Common Non-Conformances Auditors Find
| Area | Typical finding | Fix |
|---|---|---|
| Incident management | Policy does not distinguish between internal incidents and NDIS reportable incidents | Add a clear classification table referencing the Incident Management Rules |
| Worker screening | Register is missing or workers in risk-assessed roles are not screened | Audit every worker role against NDIS eligibility criteria before the audit date |
| Continuous improvement | Log exists but has no entries despite known incidents and complaints | Backfill and set a calendar reminder after every incident closure |
| Restrictive practices | No policy because provider "doesn't use them" | Write a brief policy stating this position and the escalation path if practice changes |
| Participant rights | Service agreement does not reference the NDIS Code of Conduct or complaints pathway | Update the template and re-issue to existing participants |
A Practical Note on Document Volume
New providers often underestimate how many individual documents a compliant QMS requires — it is common to need upwards of 60 to 80 separate policies, procedures, registers, and forms before an auditor will be satisfied. Providers preparing for SIL registration or high-intensity daily activities face the highest documentation load because they must address additional Practice Standards modules covering complex bowel care, ventilator management, tracheostomy management, and similar high-risk supports.
If building every document from scratch is not feasible within your registration timeline, ndiscompliant.com.au offers a 74-document audit-ready SIL compliance kit drafted specifically for Australian disability-support providers, covering all the areas in this checklist and the strengthened 2026 Practice Standards framework.

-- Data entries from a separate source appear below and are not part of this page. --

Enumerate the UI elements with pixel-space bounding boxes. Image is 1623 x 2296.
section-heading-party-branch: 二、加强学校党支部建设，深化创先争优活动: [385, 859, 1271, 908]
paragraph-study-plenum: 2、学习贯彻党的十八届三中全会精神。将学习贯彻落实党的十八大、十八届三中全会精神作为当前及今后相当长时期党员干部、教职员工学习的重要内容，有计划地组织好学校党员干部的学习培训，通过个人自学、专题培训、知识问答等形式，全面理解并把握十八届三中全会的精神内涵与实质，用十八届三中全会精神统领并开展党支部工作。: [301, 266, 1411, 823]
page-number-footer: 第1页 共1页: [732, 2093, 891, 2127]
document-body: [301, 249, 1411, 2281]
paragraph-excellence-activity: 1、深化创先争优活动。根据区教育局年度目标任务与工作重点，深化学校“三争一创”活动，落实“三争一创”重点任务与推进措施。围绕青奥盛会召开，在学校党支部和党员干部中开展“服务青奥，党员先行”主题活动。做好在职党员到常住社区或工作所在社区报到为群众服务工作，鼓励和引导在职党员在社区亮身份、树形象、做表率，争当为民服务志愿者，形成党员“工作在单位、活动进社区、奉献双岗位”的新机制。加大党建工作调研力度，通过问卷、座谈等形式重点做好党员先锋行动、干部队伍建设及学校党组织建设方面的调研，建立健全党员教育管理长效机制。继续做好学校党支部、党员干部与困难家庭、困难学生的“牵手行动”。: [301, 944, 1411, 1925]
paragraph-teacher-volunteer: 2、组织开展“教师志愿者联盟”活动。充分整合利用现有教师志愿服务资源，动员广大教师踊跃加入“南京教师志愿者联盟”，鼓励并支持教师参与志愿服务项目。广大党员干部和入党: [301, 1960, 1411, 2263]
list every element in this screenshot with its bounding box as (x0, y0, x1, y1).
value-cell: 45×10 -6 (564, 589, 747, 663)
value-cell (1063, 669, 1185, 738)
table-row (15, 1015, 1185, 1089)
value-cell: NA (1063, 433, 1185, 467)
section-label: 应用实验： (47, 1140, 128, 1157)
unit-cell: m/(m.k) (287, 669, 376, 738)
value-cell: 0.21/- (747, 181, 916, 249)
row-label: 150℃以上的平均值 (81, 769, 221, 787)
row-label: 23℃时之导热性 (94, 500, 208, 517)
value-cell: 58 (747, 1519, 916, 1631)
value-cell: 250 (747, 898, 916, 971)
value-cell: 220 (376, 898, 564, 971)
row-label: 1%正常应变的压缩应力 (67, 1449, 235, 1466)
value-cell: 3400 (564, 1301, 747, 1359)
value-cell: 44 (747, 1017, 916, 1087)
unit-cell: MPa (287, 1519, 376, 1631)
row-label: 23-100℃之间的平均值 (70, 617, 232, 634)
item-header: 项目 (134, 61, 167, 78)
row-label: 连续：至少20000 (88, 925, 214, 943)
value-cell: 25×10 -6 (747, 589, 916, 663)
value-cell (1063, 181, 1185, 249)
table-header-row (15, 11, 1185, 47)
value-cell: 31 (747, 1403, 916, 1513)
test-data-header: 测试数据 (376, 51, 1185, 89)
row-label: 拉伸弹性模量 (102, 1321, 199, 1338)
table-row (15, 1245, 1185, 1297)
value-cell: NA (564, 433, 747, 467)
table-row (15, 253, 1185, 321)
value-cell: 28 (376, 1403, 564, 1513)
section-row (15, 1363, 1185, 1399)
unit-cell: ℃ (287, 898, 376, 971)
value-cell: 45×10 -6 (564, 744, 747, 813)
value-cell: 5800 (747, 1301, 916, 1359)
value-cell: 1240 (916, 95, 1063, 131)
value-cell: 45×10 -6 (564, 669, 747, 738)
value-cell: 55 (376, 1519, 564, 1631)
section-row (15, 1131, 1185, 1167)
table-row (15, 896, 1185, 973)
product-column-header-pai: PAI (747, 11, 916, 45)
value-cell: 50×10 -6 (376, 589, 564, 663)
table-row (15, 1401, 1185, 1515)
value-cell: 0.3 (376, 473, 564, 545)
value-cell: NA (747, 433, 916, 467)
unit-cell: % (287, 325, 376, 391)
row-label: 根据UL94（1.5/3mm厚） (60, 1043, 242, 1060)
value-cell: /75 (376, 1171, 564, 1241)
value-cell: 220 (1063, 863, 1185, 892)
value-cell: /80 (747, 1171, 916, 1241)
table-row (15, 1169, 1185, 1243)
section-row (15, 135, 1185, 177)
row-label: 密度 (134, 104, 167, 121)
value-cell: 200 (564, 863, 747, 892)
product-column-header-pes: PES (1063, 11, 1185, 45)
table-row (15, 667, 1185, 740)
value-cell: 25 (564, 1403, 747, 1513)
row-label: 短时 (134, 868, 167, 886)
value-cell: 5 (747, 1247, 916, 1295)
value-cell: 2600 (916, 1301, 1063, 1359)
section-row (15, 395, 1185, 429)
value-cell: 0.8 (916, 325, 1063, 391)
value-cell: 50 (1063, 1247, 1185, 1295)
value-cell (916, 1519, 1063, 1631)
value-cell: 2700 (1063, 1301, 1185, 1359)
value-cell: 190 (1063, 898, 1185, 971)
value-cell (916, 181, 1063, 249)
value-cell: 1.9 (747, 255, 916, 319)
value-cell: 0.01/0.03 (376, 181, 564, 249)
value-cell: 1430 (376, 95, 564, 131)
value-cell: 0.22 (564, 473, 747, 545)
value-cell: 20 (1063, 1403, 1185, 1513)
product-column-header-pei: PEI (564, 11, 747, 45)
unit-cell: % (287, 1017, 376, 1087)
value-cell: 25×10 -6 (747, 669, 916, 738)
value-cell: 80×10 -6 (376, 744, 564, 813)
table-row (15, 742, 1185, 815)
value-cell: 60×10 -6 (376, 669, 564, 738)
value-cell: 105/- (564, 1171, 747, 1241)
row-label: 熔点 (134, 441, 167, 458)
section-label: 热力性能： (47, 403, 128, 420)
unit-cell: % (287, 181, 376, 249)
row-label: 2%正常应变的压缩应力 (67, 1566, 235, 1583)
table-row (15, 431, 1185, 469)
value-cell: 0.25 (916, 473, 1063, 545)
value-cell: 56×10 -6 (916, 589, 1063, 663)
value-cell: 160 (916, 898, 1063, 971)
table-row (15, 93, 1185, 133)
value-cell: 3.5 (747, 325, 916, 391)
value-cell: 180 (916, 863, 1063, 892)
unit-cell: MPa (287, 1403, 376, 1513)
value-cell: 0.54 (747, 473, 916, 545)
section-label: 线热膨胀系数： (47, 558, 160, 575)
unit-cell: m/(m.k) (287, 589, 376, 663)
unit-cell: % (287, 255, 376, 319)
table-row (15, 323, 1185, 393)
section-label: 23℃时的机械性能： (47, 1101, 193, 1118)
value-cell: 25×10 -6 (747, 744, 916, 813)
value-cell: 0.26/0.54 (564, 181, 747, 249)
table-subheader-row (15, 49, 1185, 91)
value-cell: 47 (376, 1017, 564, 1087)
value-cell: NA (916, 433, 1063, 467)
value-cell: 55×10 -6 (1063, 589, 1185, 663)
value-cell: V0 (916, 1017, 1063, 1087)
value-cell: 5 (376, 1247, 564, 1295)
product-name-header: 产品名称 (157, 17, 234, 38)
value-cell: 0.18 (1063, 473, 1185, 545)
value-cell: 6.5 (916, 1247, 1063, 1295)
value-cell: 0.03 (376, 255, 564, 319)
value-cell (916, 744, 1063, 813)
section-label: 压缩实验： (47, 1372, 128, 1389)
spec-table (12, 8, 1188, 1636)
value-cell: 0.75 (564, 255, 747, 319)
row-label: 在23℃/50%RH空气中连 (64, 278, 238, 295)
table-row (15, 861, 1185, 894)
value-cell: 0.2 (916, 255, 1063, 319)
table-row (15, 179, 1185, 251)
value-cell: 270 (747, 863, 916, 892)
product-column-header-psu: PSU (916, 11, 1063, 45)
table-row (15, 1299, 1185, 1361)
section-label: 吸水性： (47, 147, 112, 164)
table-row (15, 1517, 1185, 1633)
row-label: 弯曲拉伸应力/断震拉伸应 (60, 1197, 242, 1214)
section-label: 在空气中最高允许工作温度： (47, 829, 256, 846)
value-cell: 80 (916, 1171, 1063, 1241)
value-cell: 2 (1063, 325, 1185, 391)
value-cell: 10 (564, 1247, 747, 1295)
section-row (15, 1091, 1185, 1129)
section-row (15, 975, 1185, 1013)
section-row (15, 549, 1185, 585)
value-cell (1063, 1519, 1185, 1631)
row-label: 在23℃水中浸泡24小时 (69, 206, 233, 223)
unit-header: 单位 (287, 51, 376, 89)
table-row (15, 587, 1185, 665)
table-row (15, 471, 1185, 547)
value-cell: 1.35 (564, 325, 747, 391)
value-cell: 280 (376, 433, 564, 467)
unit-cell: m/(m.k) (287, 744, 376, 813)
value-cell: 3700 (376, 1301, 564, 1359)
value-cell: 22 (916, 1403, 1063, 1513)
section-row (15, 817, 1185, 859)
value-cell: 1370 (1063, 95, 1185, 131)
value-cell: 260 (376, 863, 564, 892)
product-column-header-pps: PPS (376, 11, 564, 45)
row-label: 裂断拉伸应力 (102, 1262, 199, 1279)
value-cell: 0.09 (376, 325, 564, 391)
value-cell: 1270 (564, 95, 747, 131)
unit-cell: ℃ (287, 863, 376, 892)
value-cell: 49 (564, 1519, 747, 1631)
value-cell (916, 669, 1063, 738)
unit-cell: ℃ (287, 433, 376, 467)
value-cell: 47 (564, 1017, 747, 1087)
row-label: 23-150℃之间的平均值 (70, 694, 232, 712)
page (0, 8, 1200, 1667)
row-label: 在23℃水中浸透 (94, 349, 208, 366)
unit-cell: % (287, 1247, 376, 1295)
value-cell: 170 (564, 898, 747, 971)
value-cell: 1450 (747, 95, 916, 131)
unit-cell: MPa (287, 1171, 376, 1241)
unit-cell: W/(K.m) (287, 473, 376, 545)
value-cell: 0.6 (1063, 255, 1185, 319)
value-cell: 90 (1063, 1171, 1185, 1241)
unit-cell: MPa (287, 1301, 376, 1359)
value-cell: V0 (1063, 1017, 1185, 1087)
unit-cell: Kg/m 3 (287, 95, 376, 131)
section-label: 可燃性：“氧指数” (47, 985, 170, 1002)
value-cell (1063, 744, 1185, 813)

Strengthened Practice Standards — What Is Changing in 2026
The NDIS Commission has been progressively strengthening the Practice Standards framework. Key themes in the updated standards include a sharper focus on participant outcomes rather than process compliance alone, stronger expectations around the screening and supervision of workers in high-risk roles, and more explicit requirements for providers to demonstrate how participant feedback shapes service delivery. New providers registering from 2026 onward will be assessed against the updated indicators from the outset, so it is worth confirming which version of the standards applies to your registration module when you begin your audit preparation.
Important: This article provides general guidance about NDIS compliance requirements. It is not legal or professional advice. Requirements may change as the NDIS Commission updates its policies and Practice Standards. Always verify current requirements with the NDIS Quality and Safeguards Commission or a registered NDIS consultant before making compliance decisions.